Argument of type "IO[Incomplete] | None" cannot be assigned to parameter "file" of type "_OpenFile" in function "open"

And this one from IDLE:

Exception in Tkinter callback
Traceback (most recent call last):
  File "C:\Users\benri\AppData\Local\Programs\Python\Python310\lib\tkinter\__init__.py", line 1921, in __call__
    return self.func(*args)
  File "C:\Users\benri\AppData\Local\Programs\Python\Python310\lib\site-packages\customtkinter\widgets\ctk_button.py", line 377, in clicked
    self.command()
  File "C:\Users\benri\OneDrive\Desktop\My Files\Apps and Programs\Windows Programs\Python\TexType\editFile.py", line 51, in openFile
    mainFile = open(filePath, "r")
TypeError: expected str, bytes or os.PathLike object, not TextIOWrapper

Can someone tell me the issue and how to fix it?

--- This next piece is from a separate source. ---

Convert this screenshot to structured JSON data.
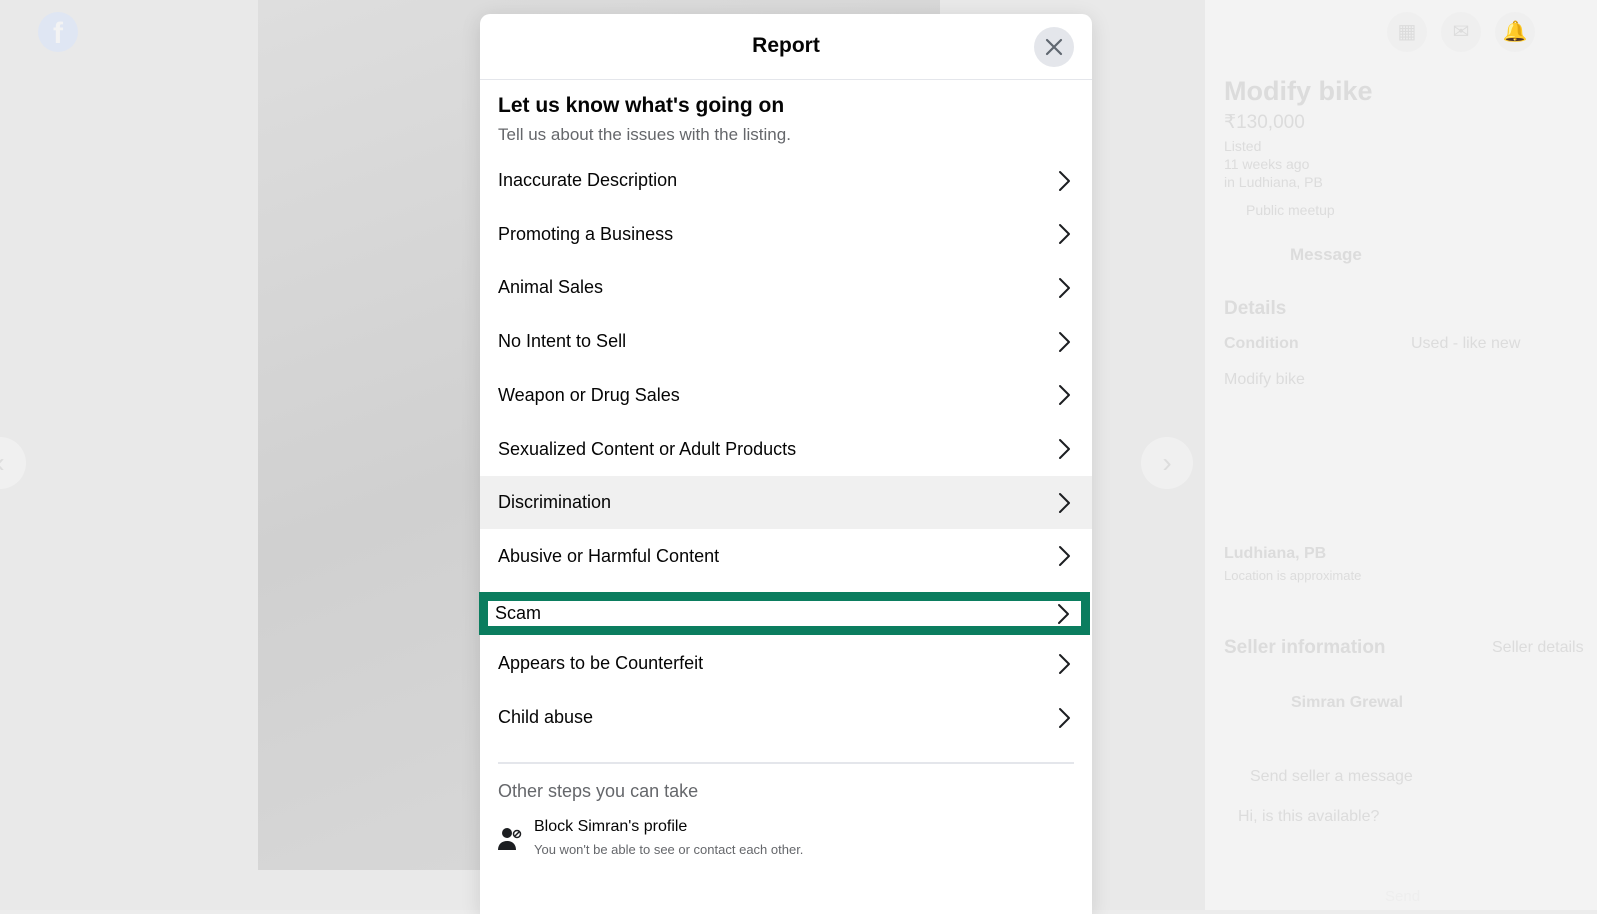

Thanks, Ben

EDIT:

Just discovered that if I use the syntax mainFile = open(str(filePath), "r"), Python gives me the following error: FileNotFoundError: [Errno 2] No such file or directory: 'PY_VAR0', suggesting that this method of using str() results in a variable with invalid contents.

CodePudding user response：

askopenfile returns a file handle, not a file name. Whatever file you pick is automatically opened and the handle is returned.

You can't pass a file handle to open. If you want the file name, use askopenfilename instead of askopenfile. Or, just use the already open file that askopenfile returns.